NAFC Social Media Editor
posted on March 07, 2011 13:54
MINNETONKA, Minn. - No doubt, at some point this fishing season, you will have "one of those days." You'll be out on the lake on the perfect spot. Your depth finder is screaming hooks, and you've tossed everything but the kitchen sink but still, nothing.
Here's a little secret from fishing legend Al Lindner. Reach back into the recesses of your tackle box and pull out a Jigging Rap. That's right, as in Jigging Rap - the ice fishing lure - by Rapala. Last summer, while filming an episode on a hot July day for Lindner's Angling Edge television program, Al Lindner experimented with the Jigging Rap based on a tip he received. Lindner fished a traditional jig, while his cameraman fished a Jigging Rap. Lindner was astounded by the Jigging Rap's effectiveness in scoring one walleye after another.
"I knew we were onto something," said Lindner. "I began to refine the technique of fishing the Jigging Rap in open water, which I call "snap jigging." This is simply an incredibly versatile lure and technique that will put more walleyes in your boat this summer, guaranteed."
The "secret" of the Jigging Rap isn't necessarily new but it has been well kept over the years by those in the know. Back in the mid-1990s, the Jigging Rap became the rage far from the frozen lakes of the northern states in Southern California. There, local anglers discovered its effectiveness on monster bass suspended in 20-to-25 feet of water in lakes such as Castaic, Perris and Casitas. On Lake of the Woods, the Jigging Rap is a closely guarded secret among locals used in mid-summer for suspending crappies and walleyes.

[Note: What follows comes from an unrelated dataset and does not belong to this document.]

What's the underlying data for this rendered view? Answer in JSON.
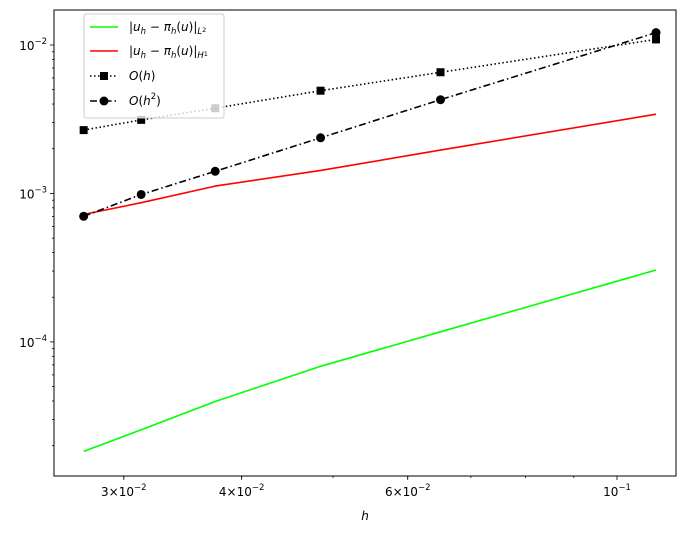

For those not familiar with the Jigging Rap, it's a special fish-shaped bait that has a fin on the tail, a single hook on the front and tail, and a treble hook directly in the middle of the lure's underside. The eyelet is not on the nose of the lure, but rather, directly in the center of the top side of the lure. It's this unique design that gives the Jigging Rap its curious action: when jigged vertically through an ice hole, it moves in a figure-eight when slowly lifted up and down.
In open water, the Jigging Rap can take on a completely different action, resulting in powerful strikes from walleyes and other species located in 18-to-45 feet of water. Use a 7-foot medium-action spinning rod with Sufix Elite line (8-to-10 pound test recommended) with a barrel swivel tied onto your line about 18-inches above the lure to minimize line twist. Then, tie on a Jigging Rap or Jigging Shad (sizes 5, 7 or 9). No live bait is necessary.
Use this setup on lakes with sand and gravel bottoms. Avoid real rocky structures or you'll lose too many Raps because of the treble hook. Snap the lure and allow it to sweep 3-to-4 feet at a time. The snapping action triggers the Jigging Rap's erratic action. The lure will dart this way and then that, until it crashes to the bottom. And that's when the walleyes strike.
"It's a reaction bite, pure and simple," says Lindner. "This is one of the most effective fishing techniques to catch walleyes in years. Believe me; you have to experience it to believe it."